Another way to envision these scenarios is to look across the spectrum of actions you could take to move an enterprise application closer to a cloud native architecture while moving it to Oracle Cloud Infrastructure. See Figure 1 below.
Figure 1: Cloud migration change and investment levels
The left side of Figure 1 represents the least amount of change, the shortest time to value, and the lowest initial investment. The level of change, investment, and time generally increase as you move to the right, but the realized value is also greater. This model helps you frame a way to predict what kinds of investments to consider making during the move phase. Note that the scenarios aren’t necessarily discrete and overlap a bit as applications are built in a myriad of ways.
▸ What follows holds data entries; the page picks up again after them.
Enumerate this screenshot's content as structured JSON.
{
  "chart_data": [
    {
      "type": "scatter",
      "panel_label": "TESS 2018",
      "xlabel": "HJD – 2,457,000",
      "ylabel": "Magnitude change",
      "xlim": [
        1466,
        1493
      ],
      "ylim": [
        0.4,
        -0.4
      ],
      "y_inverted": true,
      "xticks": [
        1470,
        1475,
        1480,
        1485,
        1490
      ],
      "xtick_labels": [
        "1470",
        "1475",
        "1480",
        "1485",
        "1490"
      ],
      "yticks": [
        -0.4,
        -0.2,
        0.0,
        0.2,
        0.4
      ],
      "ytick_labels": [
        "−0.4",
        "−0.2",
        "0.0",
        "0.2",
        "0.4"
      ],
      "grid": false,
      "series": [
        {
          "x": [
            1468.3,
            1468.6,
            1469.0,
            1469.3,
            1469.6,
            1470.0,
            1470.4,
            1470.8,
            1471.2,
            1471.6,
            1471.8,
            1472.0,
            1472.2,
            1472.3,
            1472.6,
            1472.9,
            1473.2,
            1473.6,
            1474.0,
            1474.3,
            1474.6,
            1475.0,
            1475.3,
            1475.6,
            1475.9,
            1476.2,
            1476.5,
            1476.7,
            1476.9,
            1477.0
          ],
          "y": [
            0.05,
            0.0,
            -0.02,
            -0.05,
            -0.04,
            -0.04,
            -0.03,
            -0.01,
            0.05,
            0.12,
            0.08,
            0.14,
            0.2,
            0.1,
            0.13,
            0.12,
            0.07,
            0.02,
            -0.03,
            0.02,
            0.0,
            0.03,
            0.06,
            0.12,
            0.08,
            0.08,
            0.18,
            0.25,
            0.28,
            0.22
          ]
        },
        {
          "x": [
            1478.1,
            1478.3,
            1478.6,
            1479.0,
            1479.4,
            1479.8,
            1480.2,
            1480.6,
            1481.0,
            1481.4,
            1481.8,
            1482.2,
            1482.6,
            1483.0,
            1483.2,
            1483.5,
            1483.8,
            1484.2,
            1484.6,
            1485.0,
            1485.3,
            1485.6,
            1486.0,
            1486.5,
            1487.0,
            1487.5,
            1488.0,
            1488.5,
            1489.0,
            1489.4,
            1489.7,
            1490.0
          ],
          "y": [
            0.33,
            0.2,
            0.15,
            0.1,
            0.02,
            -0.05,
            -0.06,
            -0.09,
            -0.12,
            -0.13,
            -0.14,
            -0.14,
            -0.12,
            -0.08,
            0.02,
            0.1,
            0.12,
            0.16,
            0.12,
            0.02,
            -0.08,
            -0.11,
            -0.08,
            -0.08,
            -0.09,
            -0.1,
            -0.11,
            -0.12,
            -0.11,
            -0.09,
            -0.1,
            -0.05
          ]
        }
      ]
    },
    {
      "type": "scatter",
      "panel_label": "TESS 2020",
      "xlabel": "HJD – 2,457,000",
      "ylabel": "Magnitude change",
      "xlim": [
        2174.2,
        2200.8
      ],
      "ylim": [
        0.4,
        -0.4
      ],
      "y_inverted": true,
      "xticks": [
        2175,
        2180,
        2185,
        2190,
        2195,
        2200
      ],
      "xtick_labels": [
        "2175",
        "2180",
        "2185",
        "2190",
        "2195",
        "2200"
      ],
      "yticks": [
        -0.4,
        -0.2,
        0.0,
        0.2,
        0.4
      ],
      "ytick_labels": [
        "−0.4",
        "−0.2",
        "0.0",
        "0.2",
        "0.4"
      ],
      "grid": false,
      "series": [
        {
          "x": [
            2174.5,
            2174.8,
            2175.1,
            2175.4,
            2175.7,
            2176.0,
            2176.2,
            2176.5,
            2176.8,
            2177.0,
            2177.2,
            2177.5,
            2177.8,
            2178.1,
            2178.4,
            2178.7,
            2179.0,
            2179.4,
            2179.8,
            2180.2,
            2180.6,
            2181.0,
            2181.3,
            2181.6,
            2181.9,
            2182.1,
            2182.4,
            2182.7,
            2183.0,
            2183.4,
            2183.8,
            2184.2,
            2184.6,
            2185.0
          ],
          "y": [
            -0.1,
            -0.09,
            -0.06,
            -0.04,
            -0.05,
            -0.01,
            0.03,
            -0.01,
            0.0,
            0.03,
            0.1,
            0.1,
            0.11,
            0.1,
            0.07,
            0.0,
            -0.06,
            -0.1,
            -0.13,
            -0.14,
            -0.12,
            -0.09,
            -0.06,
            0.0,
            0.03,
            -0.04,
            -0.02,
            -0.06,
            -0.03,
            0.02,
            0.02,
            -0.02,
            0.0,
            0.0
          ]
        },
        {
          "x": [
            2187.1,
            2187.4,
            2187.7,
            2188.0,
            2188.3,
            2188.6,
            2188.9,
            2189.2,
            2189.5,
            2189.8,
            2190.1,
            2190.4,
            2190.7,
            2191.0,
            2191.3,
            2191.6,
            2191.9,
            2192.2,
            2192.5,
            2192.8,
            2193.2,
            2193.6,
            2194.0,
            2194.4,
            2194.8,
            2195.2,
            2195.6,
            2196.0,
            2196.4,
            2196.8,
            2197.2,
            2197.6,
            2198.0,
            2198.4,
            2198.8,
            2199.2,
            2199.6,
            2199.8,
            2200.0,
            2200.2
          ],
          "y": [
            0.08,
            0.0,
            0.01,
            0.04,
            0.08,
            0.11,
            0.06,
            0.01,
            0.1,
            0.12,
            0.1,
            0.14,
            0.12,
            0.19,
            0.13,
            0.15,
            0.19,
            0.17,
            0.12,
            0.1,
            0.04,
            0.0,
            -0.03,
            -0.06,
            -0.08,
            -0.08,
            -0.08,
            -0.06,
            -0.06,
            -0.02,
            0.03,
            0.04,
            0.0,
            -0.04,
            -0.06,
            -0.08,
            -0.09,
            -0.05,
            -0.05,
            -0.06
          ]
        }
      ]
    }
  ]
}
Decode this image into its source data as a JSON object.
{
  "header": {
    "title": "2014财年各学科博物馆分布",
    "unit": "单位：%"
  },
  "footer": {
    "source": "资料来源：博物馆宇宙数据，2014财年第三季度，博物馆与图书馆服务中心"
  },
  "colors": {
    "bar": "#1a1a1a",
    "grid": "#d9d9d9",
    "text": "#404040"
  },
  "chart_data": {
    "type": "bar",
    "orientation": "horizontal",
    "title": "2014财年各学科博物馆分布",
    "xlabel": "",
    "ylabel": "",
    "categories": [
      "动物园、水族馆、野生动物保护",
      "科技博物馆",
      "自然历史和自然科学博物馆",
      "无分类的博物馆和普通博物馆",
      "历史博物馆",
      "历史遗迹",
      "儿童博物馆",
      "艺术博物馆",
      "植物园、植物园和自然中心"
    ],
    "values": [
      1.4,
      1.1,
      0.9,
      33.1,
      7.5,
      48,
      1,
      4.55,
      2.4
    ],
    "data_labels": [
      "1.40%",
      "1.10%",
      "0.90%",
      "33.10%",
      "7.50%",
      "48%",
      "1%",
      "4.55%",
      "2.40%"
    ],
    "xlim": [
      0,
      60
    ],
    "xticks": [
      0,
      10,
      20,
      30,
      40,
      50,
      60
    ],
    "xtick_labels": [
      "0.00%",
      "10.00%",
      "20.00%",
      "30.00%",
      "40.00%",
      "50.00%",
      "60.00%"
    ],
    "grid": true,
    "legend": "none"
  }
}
The scenarios described above become key reference points for assessing existing maturity levels and cloud-transition objectives. The gap between your current state and target state provides a rough estimation of the scope of technical and process change required for the cloud transition. In a perfect world, the cloud transition should result in all applications transitioning to cloud native delivery models. However, given resource and time constraints, few organizations are positioned to transition their whole portfolio to a cloud native model in a single process. Even simple replatforming efforts can be resource intensive and require significant investments just to replicate legacy capabilities.
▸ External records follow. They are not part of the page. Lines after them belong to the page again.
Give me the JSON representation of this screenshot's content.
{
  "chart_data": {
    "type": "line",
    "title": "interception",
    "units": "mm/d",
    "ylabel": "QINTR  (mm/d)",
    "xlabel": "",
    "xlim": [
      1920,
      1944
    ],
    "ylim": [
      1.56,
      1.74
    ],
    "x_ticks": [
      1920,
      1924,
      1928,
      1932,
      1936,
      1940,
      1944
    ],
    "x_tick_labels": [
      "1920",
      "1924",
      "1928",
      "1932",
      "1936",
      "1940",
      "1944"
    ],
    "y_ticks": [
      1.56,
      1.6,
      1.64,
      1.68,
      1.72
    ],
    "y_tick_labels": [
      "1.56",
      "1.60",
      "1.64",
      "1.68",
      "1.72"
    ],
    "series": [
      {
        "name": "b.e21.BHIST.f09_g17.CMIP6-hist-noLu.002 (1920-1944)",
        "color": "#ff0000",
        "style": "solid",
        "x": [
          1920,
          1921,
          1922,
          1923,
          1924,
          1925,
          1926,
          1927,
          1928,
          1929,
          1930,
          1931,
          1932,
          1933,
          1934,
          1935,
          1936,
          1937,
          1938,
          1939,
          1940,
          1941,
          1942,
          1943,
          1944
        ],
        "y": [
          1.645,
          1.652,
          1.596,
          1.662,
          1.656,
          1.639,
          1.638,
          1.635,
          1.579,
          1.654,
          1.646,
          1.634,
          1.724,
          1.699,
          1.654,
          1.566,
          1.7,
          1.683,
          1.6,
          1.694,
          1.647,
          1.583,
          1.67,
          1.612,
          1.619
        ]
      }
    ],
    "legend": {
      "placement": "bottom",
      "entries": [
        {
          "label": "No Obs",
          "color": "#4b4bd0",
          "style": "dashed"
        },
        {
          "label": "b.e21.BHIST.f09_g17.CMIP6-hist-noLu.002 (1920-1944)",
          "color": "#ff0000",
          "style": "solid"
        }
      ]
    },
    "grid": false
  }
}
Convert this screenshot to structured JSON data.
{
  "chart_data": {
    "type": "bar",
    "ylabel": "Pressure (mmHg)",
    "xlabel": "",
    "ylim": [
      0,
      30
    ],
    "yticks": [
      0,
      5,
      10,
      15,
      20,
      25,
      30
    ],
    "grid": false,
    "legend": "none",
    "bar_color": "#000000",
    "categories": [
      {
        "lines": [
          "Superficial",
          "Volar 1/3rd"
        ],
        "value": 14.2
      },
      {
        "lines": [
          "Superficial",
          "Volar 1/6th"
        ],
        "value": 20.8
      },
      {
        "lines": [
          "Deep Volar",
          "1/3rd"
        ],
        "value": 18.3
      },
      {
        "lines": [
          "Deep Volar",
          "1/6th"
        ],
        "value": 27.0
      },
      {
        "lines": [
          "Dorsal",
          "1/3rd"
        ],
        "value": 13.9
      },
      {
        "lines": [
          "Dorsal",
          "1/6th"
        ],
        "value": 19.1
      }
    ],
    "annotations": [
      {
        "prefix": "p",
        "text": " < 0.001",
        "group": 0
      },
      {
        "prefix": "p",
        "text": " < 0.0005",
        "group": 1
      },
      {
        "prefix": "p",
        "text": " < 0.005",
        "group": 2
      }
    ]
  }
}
The cloud transition is thus a question of identifying the trade-offs between the optimal cloud maturity level (where the applications sit in the cloud-hosted to cloud native continuum shown above) and the engineering investment needed to re-architect the product and its associated business processes. At this stage, the key step is identifying each application’s current and target maturity levels with a rough estimate of the development investment required to bridge the gap.
Applications that change maturity levels during migration also have to change operational patterns and expectations. The changing of maturity levels affects the teams, processes, and policies that support the service.